Martin está agora em uma missão para mudar isso. Ele pertence a um pequeno grupo de autores emergentes que escrevem literatura infantil centrada em personagens transgêneros, na esperança de preencher a lacuna que percebiam quando eram jovens leitores. Seu trabalho de estreia – uma história semiautobiográfica sobre um adolescente transgênero que se apaixona por um rapaz mais velho em Cape Cod – será lançado em uma coleção pela Duet, uma nova editora para jovens adultos especializada em ficção para lésbicas, gays, bissexuais e transgêneros.
“Meu objetivo foi escrever histórias que teriam me ajudado a me sentir menos sozinho nessa idade”, disse Martin, que trabalha como barista em um Starbucks em Washington e escreve à noite.
Há alguns anos, a fluidez do gênero raramente era abordada na ficção para crianças e jovens.
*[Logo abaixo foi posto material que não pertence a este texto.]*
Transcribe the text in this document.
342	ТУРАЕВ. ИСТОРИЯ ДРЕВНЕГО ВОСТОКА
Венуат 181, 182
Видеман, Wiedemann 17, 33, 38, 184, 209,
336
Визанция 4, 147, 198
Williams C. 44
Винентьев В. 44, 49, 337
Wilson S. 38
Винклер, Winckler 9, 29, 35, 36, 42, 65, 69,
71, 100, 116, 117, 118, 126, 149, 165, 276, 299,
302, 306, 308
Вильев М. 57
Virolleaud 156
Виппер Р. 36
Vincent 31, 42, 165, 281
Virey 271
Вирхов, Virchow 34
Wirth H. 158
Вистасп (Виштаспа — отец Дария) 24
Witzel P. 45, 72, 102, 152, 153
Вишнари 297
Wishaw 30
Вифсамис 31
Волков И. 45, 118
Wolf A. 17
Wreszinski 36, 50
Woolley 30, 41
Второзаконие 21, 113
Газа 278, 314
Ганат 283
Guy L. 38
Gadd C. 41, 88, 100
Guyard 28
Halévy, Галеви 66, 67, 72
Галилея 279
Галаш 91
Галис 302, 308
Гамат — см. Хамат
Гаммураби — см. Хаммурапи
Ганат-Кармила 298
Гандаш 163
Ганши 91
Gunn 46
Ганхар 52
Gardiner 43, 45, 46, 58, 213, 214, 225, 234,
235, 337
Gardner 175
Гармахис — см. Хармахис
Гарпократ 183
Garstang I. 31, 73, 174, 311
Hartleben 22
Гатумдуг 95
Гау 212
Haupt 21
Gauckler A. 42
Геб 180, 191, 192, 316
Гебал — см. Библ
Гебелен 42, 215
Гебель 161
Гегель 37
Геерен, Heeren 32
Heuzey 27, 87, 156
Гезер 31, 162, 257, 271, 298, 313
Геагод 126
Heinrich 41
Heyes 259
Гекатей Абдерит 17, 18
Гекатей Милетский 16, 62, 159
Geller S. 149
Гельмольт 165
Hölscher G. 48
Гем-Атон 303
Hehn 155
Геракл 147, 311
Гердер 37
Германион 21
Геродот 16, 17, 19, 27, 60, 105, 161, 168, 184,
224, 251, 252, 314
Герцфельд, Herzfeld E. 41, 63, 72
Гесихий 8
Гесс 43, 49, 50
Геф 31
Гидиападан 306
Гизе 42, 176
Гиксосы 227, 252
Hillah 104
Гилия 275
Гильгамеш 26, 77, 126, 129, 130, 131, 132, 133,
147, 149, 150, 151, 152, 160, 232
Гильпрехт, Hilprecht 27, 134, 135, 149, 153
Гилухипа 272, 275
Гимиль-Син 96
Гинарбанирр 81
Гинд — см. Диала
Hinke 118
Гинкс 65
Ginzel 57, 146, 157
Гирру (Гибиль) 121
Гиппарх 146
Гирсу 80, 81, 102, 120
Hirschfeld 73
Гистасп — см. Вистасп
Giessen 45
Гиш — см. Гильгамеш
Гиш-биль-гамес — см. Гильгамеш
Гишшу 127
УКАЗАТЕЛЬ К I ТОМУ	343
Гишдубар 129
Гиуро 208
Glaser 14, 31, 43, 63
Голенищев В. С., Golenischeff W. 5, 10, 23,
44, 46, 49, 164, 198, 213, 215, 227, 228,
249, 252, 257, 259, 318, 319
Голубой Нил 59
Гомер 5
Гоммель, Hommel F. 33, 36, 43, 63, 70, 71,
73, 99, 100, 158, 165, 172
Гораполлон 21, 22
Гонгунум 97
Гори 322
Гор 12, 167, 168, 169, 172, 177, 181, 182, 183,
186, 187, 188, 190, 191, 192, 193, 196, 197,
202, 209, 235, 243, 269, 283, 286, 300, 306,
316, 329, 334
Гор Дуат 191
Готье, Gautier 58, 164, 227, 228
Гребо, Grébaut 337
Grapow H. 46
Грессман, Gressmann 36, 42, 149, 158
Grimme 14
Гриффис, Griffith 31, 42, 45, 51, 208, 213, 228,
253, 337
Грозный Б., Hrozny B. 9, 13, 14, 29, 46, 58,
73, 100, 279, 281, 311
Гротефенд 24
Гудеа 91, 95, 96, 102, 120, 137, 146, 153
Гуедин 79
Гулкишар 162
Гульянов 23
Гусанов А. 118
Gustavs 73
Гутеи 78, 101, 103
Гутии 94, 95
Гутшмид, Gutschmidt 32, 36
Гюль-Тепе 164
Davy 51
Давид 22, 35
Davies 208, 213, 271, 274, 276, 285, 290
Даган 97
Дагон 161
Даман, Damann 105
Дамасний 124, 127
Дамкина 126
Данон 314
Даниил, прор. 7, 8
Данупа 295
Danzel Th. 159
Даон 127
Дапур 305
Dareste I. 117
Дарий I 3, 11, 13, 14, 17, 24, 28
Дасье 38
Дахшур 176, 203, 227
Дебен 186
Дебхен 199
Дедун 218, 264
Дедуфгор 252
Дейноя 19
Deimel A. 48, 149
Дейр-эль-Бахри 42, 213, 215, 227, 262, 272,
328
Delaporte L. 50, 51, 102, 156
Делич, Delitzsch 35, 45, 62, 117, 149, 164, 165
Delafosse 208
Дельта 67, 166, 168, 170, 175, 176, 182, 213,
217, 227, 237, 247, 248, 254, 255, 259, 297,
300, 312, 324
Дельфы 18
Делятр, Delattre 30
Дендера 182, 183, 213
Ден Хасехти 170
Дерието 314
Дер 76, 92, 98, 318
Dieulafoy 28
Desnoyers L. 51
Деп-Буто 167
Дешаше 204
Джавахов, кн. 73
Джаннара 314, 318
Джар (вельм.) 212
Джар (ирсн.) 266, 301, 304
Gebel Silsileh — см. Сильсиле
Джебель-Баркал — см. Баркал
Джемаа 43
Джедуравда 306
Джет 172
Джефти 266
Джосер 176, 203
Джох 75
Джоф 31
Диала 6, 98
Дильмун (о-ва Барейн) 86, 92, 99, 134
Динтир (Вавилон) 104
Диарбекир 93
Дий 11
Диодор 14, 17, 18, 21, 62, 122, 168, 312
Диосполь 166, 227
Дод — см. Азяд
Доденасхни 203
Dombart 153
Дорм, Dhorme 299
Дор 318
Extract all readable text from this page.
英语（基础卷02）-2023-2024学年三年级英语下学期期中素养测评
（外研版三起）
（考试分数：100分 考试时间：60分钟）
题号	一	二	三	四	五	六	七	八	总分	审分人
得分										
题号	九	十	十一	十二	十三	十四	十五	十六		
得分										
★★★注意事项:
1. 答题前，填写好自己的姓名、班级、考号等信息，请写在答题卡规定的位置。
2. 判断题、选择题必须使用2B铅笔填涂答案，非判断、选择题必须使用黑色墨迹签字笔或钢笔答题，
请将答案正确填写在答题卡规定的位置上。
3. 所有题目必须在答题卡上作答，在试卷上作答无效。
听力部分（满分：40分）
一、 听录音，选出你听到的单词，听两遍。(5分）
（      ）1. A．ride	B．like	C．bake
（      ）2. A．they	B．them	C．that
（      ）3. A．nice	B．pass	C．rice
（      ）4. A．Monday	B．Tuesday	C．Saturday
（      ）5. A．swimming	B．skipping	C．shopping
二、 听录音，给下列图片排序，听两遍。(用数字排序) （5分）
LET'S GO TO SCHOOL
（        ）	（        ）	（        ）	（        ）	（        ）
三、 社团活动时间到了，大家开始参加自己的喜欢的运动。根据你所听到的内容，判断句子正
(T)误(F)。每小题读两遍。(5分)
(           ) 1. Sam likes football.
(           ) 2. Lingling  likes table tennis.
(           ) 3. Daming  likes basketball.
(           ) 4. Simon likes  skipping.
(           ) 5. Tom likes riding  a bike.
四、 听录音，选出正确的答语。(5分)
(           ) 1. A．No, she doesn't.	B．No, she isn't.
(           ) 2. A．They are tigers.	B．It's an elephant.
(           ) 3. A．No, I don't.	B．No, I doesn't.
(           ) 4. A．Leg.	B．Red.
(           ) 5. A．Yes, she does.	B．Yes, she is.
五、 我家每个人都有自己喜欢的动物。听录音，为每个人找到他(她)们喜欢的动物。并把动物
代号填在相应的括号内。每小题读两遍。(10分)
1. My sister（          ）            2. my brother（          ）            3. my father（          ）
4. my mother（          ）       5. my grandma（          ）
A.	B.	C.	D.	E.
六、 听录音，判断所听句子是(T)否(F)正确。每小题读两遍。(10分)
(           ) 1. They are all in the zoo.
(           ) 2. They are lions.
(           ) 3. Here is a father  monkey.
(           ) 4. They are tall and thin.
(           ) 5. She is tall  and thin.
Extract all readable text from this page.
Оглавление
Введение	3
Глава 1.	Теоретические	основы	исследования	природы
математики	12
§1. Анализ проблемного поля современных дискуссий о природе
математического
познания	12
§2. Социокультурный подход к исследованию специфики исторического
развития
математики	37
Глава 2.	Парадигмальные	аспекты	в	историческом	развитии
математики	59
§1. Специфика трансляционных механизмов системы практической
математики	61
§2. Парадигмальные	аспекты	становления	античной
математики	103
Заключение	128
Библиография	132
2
Continuou sendo um dos últimos tabus em uma categoria de publicação que já abordou questões difíceis, como suicídio, abuso de drogas, estupro e tráfico sexual. Mas a literatura infantil está alcançando aspectos culturais mais amplos, agora que o estereótipo de transgêneros dá lugar a caracterizações mais suaves e simpáticas em programas de TV como “Orange Is the New Black” (Netflix) e “Transparent” (Amazon).
Recentemente, a transformação amplamente divulgada do astro de reality show e antigo atleta olímpico Bruce Jenner em Caitlyn Jenner – revelada ao mundo através de uma foto fascinante na capa da “Vanity Fair” – trouxe ainda mais visibilidade ao movimento de igualdade dos transgêneros.
Vários escritores e editoras começaram a abordar o assunto, não apenas com livros de memórias e guias de autoajuda adaptados para a juventude transgênero, mas através de obras destinadas a um público mais amplo. Este ano, editoras infantis estão lançando cerca de meia dúzia de livros de vários gêneros, incluindo ficção científica e romances para jovens adultos, cujos personagens principais são crianças e adolescentes transgêneros. “Na nossa cultura, esse aspecto estava de fato na sombra, mas de repente as pessoas começaram a falar sobre isso. Conforme começamos a reconhecer o transgênero e perceber que ele faz parte do tecido que forma a sociedade, a literatura reflete o fenômeno”, disse David Levithan, vice-presidente e editor da Scholastic Press.
Alguns dos escritores que exploram o tópico enfrentam críticas e ataques online como: “Não deveríamos doutrinar as crianças sobre ‘trans’”. Porém, escritores e editores têm sido implacáveis, dizendo que psicólogos infantis e grupos de defesa LGBT argumentam que os pequenos podem questionar sua identidade de gênero e que as famílias devem estar abertas para discutir o assunto. A próxima fronteira para quem escreve sobre o tema parece ser a literatura destinada aos pré-adolescentes, entre 8 e 12 anos de idade. Em novembro, a Disney Hyperion publicou “Gracefully Grayson”, um romance para leitores de 10 anos ou mais sobre um menino da sexta série que se sente uma menina.